Management Commentary

“The closing of the Sleepwell acquisition comes at an important inflection point for Protech. On the heels of surpassing the $100 million annual revenue run-rate, we have quickly grown to a revised annual revenue run-rate of over $120 million, reflecting our continued aggressive stance towards building scale at a reasonable cost across the organization. Sleepwell helps reach this goal by aiding Protech in further penetrating existing markets in Georgia and opening new and exciting markets in both Georgia and Ohio. We are thrilled to welcome the Sleepwell team to the Protech family,” said Greg Crawford, Chairman and CEO of Protech. “We see a tremendous amount of synergies between our companies and believe the strong sleep re-supply business Sleepwell has in place presents us with significant upside as we deploy our technology therein with a goal of increasing overall efficiencies. The diversified payor mix, and deep referral source base will be very impactful for us and we are excited to scale our presence in the markets Sleepwell presently serves. Sleepwell, much like HTR, our prior acquisition, has a very strong margin profile and is immediately accretive to Protech’s EBITDA and overall profitability, which we continue to be aggressively focused on.”

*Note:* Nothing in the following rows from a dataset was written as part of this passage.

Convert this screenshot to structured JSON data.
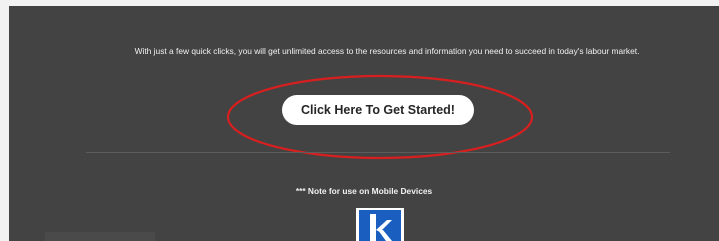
{
  "intro": {
    "text": "With just a few quick clicks, you will get unlimited access to the resources and information you need to succeed in today's labour market."
  },
  "cta": {
    "label": "Click Here To Get Started!"
  },
  "annotation": {
    "color": "#d81f1f"
  },
  "mobile_note": {
    "text": "*** Note for use on Mobile Devices"
  },
  "logo": {
    "icon": "k-logo-icon",
    "color": "#1a5fc0"
  },
  "colors": {
    "background": "#434343",
    "text": "#f1f1f1",
    "button_bg": "#ffffff",
    "button_text": "#262626"
  }
}
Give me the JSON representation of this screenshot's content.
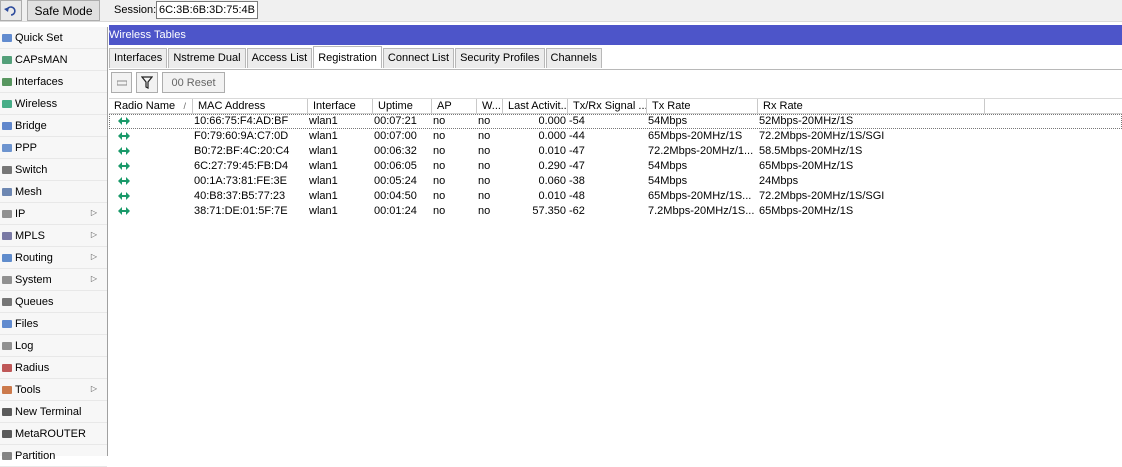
{
  "toolbar": {
    "undo_icon": "undo-icon",
    "safe_mode_label": "Safe Mode",
    "session_label": "Session:",
    "session_value": "6C:3B:6B:3D:75:4B"
  },
  "sidebar": {
    "items": [
      {
        "label": "Quick Set",
        "icon": "quickset-icon",
        "submenu": false
      },
      {
        "label": "CAPsMAN",
        "icon": "capsman-icon",
        "submenu": false
      },
      {
        "label": "Interfaces",
        "icon": "interfaces-icon",
        "submenu": false
      },
      {
        "label": "Wireless",
        "icon": "wireless-icon",
        "submenu": false
      },
      {
        "label": "Bridge",
        "icon": "bridge-icon",
        "submenu": false
      },
      {
        "label": "PPP",
        "icon": "ppp-icon",
        "submenu": false
      },
      {
        "label": "Switch",
        "icon": "switch-icon",
        "submenu": false
      },
      {
        "label": "Mesh",
        "icon": "mesh-icon",
        "submenu": false
      },
      {
        "label": "IP",
        "icon": "ip-icon",
        "submenu": true
      },
      {
        "label": "MPLS",
        "icon": "mpls-icon",
        "submenu": true
      },
      {
        "label": "Routing",
        "icon": "routing-icon",
        "submenu": true
      },
      {
        "label": "System",
        "icon": "system-icon",
        "submenu": true
      },
      {
        "label": "Queues",
        "icon": "queues-icon",
        "submenu": false
      },
      {
        "label": "Files",
        "icon": "files-icon",
        "submenu": false
      },
      {
        "label": "Log",
        "icon": "log-icon",
        "submenu": false
      },
      {
        "label": "Radius",
        "icon": "radius-icon",
        "submenu": false
      },
      {
        "label": "Tools",
        "icon": "tools-icon",
        "submenu": true
      },
      {
        "label": "New Terminal",
        "icon": "terminal-icon",
        "submenu": false
      },
      {
        "label": "MetaROUTER",
        "icon": "metarouter-icon",
        "submenu": false
      },
      {
        "label": "Partition",
        "icon": "partition-icon",
        "submenu": false
      }
    ]
  },
  "window": {
    "title": "Wireless Tables",
    "tabs": [
      "Interfaces",
      "Nstreme Dual",
      "Access List",
      "Registration",
      "Connect List",
      "Security Profiles",
      "Channels"
    ],
    "active_tab": "Registration",
    "buttons": {
      "reset_label": "00 Reset"
    }
  },
  "table": {
    "columns": [
      "Radio Name",
      "MAC Address",
      "Interface",
      "Uptime",
      "AP",
      "W...",
      "Last Activit...",
      "Tx/Rx Signal ...",
      "Tx Rate",
      "Rx Rate"
    ],
    "rows": [
      [
        "",
        "10:66:75:F4:AD:BF",
        "wlan1",
        "00:07:21",
        "no",
        "no",
        "0.000",
        "-54",
        "54Mbps",
        "52Mbps-20MHz/1S"
      ],
      [
        "",
        "F0:79:60:9A:C7:0D",
        "wlan1",
        "00:07:00",
        "no",
        "no",
        "0.000",
        "-44",
        "65Mbps-20MHz/1S",
        "72.2Mbps-20MHz/1S/SGI"
      ],
      [
        "",
        "B0:72:BF:4C:20:C4",
        "wlan1",
        "00:06:32",
        "no",
        "no",
        "0.010",
        "-47",
        "72.2Mbps-20MHz/1...",
        "58.5Mbps-20MHz/1S"
      ],
      [
        "",
        "6C:27:79:45:FB:D4",
        "wlan1",
        "00:06:05",
        "no",
        "no",
        "0.290",
        "-47",
        "54Mbps",
        "65Mbps-20MHz/1S"
      ],
      [
        "",
        "00:1A:73:81:FE:3E",
        "wlan1",
        "00:05:24",
        "no",
        "no",
        "0.060",
        "-38",
        "54Mbps",
        "24Mbps"
      ],
      [
        "",
        "40:B8:37:B5:77:23",
        "wlan1",
        "00:04:50",
        "no",
        "no",
        "0.010",
        "-48",
        "65Mbps-20MHz/1S...",
        "72.2Mbps-20MHz/1S/SGI"
      ],
      [
        "",
        "38:71:DE:01:5F:7E",
        "wlan1",
        "00:01:24",
        "no",
        "no",
        "57.350",
        "-62",
        "7.2Mbps-20MHz/1S...",
        "65Mbps-20MHz/1S"
      ]
    ]
  },
  "colors": {
    "title_bar": "#4d55c9",
    "radio_icon": "#1a9a6a"
  }
}
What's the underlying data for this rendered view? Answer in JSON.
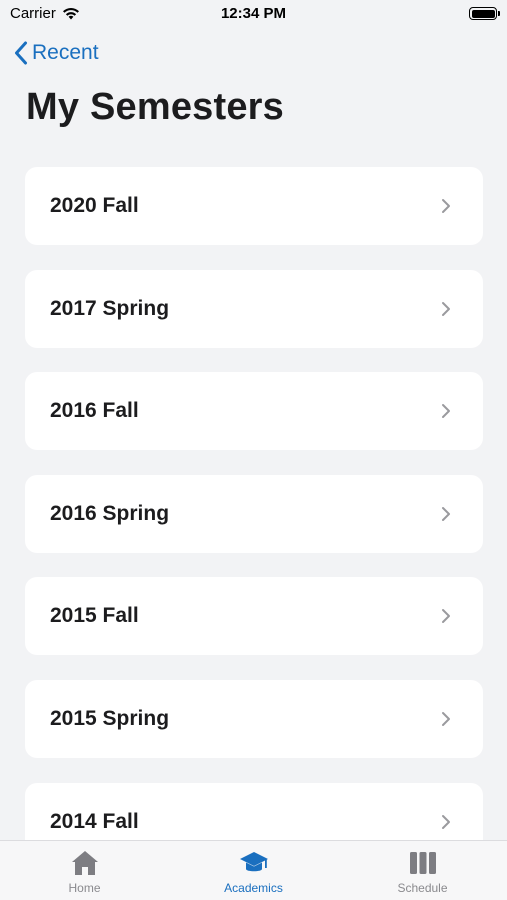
{
  "status_bar": {
    "carrier": "Carrier",
    "time": "12:34 PM"
  },
  "nav": {
    "back_label": "Recent"
  },
  "page": {
    "title": "My Semesters"
  },
  "semesters": [
    {
      "label": "2020 Fall"
    },
    {
      "label": "2017 Spring"
    },
    {
      "label": "2016 Fall"
    },
    {
      "label": "2016 Spring"
    },
    {
      "label": "2015 Fall"
    },
    {
      "label": "2015 Spring"
    },
    {
      "label": "2014 Fall"
    }
  ],
  "tab_bar": {
    "tabs": [
      {
        "label": "Home",
        "icon": "home-icon",
        "active": false
      },
      {
        "label": "Academics",
        "icon": "graduation-cap-icon",
        "active": true
      },
      {
        "label": "Schedule",
        "icon": "schedule-columns-icon",
        "active": false
      }
    ]
  },
  "colors": {
    "accent": "#1a6fbf",
    "background": "#f2f3f5",
    "inactive": "#8a8a8e"
  }
}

Chief Financial Officer, Hardik Mehta added, “Sleepwell is an example of the larger, highly accretive acquisitions we are now focused on. With our pristine balance sheet and our untapped US$20 million revolving credit facility with CIT Bank, we are in the strongest position in the history of the company to aggressively and responsibly deploy our capital to achieve the increased scale we are after. Moreover, the level of profitability Sleepwell has in relation to our overall profitability will put us closer to achieving continuous positive net income which we are steadfast on reaching as an organization. With an annual revenue run-rate of over $120 million, we are rapidly nearing an inflection point, which will bode well in us achieving a higher contribution margin to the bottom line. We continue to have a robust pipeline of acquisition targets and are focused on larger revenue opportunities which would be highly accretive. As always, we will continue to stand firm with our guided acquisition approach and will not waver when the right deal on the right terms becomes available.”